患者への保健指導を成功に導くポイント
患者への保健指導を成功させるには、お互いの信頼関係を築く必要があります。一方的に知識を伝えるだけでは、患者の心になかなか届かないからです。まず日々の何気ない会話を通じて、患者がどのような生活を送り、何を大切にしているのかをしっかり傾聴しましょう。
相手が「この人なら自分のことをわかってくれる」と心を開けば、こちらの提案を真剣に受け止めてくれます。保健指導の場においては、教える側と教わる側という壁を取り払い、共に健康を考える伴走者としての姿勢を持つことが大切なのです。

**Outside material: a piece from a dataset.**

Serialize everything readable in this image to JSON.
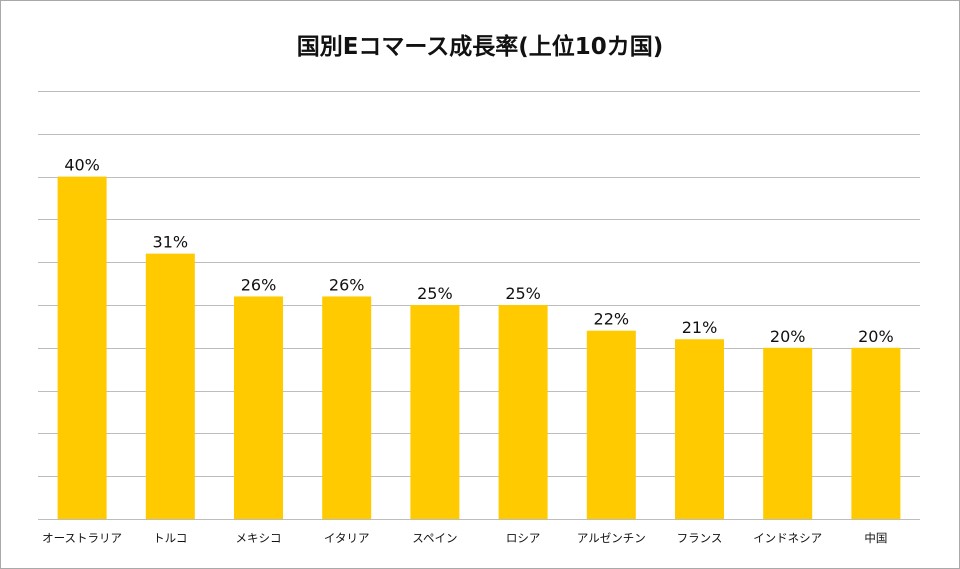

指導の最中には、患者の生活習慣や考え方が医学的に正しくないと感じる場面もあるかもしれません。しかし、そこで即座に否定するのはタブーです。誰しも自分の生き方を否定されれば、心を閉ざしてしまいます。この場合は、なぜそのような習慣が身についたのかの背景を探り、目線を合わさえて共感する言葉をかけましょう。最初に患者の価値観を聞き入れ、現在の生活に無理なく取り入れられる代替案を一緒に探る姿勢こそが、良い変化を生み出す鍵となります。
具体的なアプローチを行う際は、高すぎる理想を掲げずに、小さな目標を段階的に設定していきましょう。「1週間だけ、ごはんの量を3分の1減らしてみる」といった、達成しやすい目安を一緒に探るのが大事です。
もし患者が目標達成できたら、こまめにきちんと褒めましょう。小さな成功体験の積み重ねが患者の自信につながり、継続的な意識が生まれるからです。患者自身のやる気を育て、歩幅を合わせて伴走することが、より良い保健指導の在り方といえます。
糖尿病患者に接する看護師の条件
生活習慣病の一つである糖尿病は、看護師も外来や病棟でよく接する疾患の一つです。糖尿病だけでなく、時にはいくつもの病気の根底に糖尿病があるということも少なくありません。血糖コントロールは、合併症を悪化させないため、またいつまでも生活の質を保っていくために重要なことです。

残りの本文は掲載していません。